What is the Evidence?
Kikuchi, I. “The biological significance of the Mongolian spot”. Int J of Dermatol. vol. 28. 1989. pp. 513(A good historical review of dermal melanocytosis, which was previously known as Mongolian spot.)
Gilchrest, BA, Fitzpatrick, TB, Anderson, RR, Parrish, JA. “Localization of melanin pigmentation on the skin with Wood’s lamp”. Br J Dermatol. vol. 96. 1977. pp. 245(An early review of a number of pigmentary disorders, including what has come to be known as dermal melanocytosis, using the Wood’s lamp to highlight the location of the pigmentation in each disorder.)
Kagami, S, Asahina, A, Watanabe, R, Mimura, Y, Shirai, A, Hattori, N. “Laser treatment of 26 Japanese patients with Mongolian spots”. Dermatol Surg. vol. 34. 2008. pp. 1689(Describes the results of a relatively large case series of Japanese patients with dermal melanocytosis successfully treated with laser therapy.)
Ruiz-Maldonado, R, Tamayo, L, Laterza, AM, Brawn, G, Lopez, A. “Phakomatosis pigmentovascularis: A new syndrome? Report of four cases”. Pediatr Dermatol. vol. 4. 1987. pp. 189-96. (A small case series of a new syndrome, phakomatosis pigmentovascularis, of which dermal melanocytosis can be one of the findings. There are several different types of phakomatosis pigmentovascularis, and each exhibits varied forms of pigmentary and vascular anomalies.)
Hisano, A, Kasai, K, Fukuzumi, Y. “An analysis of 114 patients with dermal melanocytosis on the trunk and extremities”. Scand L Plast Reconstr Hand Surg. vol. 33. 1999. pp. 231-6. (A large review of patients with dermal melanocytosis, describing the anatomic locations of the pigmented lesions in this group of patients.)

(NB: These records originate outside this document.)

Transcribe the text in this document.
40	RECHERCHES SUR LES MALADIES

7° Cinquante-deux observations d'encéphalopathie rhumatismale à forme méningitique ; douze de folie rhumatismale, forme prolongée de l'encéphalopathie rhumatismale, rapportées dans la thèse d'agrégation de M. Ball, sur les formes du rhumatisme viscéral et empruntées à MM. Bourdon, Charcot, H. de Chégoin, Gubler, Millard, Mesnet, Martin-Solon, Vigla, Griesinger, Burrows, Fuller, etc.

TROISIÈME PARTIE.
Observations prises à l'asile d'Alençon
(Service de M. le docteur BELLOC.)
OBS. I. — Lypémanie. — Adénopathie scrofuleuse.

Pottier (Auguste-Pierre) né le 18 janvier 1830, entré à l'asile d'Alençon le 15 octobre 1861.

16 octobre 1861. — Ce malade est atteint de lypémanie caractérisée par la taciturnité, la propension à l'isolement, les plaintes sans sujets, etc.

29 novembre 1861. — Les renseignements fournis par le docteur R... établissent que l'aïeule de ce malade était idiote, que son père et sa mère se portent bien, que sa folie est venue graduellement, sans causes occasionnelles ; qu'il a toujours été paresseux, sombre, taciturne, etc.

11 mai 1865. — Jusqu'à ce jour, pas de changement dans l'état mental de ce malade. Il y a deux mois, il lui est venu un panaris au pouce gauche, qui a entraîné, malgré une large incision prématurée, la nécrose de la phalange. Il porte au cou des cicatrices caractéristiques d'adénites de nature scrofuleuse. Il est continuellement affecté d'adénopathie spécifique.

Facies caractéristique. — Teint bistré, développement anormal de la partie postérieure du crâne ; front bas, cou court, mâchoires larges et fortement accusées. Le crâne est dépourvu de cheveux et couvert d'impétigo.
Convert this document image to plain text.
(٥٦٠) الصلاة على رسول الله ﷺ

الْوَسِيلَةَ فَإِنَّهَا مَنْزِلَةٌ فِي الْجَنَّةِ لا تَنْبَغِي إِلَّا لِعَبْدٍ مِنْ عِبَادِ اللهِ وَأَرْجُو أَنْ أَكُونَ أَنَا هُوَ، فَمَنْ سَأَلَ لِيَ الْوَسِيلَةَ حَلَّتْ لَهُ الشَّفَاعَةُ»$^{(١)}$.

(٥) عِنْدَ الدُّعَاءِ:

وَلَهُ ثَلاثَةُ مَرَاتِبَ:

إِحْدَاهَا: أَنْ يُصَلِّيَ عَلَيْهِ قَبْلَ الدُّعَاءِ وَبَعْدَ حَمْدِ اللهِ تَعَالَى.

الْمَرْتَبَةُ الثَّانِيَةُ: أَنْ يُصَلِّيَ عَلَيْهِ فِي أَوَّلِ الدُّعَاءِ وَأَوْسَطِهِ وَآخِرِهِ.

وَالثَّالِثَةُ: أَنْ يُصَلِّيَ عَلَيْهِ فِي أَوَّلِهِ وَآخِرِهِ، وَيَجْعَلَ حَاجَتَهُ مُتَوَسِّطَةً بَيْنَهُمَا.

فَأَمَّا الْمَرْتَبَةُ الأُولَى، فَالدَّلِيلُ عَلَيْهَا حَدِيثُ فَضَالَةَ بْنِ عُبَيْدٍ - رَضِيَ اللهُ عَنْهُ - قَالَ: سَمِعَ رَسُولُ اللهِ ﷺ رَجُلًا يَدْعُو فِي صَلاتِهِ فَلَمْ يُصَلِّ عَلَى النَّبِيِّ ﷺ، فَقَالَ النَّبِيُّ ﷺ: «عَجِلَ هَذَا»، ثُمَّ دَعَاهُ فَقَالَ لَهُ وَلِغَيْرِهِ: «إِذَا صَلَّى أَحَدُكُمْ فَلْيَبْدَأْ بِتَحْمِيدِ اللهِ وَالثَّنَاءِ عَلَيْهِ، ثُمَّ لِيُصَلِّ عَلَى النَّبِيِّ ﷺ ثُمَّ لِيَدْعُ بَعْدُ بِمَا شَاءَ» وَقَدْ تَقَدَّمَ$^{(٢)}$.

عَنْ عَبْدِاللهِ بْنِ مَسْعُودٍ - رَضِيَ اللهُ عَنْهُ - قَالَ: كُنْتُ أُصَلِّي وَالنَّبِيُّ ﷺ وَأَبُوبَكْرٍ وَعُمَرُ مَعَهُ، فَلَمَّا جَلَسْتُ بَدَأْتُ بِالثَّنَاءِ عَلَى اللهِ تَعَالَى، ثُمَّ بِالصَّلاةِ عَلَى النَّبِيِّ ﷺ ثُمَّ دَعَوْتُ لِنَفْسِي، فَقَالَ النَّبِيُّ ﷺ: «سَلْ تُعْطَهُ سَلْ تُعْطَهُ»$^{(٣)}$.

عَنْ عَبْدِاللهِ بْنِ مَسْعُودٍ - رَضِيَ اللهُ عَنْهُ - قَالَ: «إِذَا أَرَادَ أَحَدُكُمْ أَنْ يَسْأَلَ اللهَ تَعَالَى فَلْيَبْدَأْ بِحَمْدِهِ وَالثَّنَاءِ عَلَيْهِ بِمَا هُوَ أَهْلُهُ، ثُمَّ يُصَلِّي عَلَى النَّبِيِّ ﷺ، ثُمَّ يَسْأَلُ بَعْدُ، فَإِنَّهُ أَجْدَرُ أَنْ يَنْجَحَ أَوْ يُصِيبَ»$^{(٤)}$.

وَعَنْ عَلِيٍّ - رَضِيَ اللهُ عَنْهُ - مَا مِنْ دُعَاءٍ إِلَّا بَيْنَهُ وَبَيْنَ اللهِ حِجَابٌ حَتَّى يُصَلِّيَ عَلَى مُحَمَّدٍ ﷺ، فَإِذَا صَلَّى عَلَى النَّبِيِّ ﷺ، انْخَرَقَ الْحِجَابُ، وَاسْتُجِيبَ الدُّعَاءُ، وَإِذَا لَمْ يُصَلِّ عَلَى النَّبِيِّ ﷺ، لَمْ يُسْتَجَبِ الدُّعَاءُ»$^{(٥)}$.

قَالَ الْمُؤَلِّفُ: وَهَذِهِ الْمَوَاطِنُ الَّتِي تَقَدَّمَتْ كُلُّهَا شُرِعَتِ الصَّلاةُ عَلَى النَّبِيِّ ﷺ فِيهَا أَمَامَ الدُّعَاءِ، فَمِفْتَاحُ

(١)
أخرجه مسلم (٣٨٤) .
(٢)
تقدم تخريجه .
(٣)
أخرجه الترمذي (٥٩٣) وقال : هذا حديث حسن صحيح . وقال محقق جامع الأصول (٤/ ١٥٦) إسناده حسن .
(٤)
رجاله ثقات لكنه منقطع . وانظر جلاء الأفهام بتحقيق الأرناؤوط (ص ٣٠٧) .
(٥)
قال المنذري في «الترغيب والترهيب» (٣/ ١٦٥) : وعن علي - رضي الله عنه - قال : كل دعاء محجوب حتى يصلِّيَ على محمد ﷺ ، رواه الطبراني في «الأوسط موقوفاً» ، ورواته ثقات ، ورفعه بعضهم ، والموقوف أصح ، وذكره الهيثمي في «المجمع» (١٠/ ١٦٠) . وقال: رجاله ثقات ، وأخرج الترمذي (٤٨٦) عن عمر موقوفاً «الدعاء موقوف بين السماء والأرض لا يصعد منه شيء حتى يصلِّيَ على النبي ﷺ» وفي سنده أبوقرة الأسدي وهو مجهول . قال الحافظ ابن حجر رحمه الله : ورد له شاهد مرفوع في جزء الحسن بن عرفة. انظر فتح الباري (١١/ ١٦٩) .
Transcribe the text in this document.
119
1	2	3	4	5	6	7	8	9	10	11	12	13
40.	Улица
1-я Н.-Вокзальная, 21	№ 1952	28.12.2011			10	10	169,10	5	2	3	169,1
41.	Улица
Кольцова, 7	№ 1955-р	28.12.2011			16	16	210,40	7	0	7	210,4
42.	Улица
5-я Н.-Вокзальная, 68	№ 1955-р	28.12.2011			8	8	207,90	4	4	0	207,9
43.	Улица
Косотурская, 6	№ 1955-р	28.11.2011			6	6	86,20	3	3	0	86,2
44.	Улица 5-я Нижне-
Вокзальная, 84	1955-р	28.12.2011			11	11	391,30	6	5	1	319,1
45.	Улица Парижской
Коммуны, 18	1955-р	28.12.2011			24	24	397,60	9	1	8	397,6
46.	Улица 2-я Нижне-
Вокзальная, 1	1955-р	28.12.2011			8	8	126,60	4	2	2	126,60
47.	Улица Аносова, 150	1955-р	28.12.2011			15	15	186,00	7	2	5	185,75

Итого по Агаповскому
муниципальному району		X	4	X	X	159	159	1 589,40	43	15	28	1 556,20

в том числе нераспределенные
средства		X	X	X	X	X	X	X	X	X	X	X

Hanson, M, Lupski, JR, Hicks, J. “Association of dermal melanocytosis with lysosomal storage disease: clinical features and hypothesis regarding pathogenesis”. Arch Dermatol. vol. 139. 2003. pp. 916-20. (A report describing the association of either multiple lesions of dermal melanocytosis, or one very large lesion of dermal melanocytosis, being associated with one of the lysosomal storage diseases. If one sees a patient with this clinical presentation, it would be important that they be worked up appropriately.)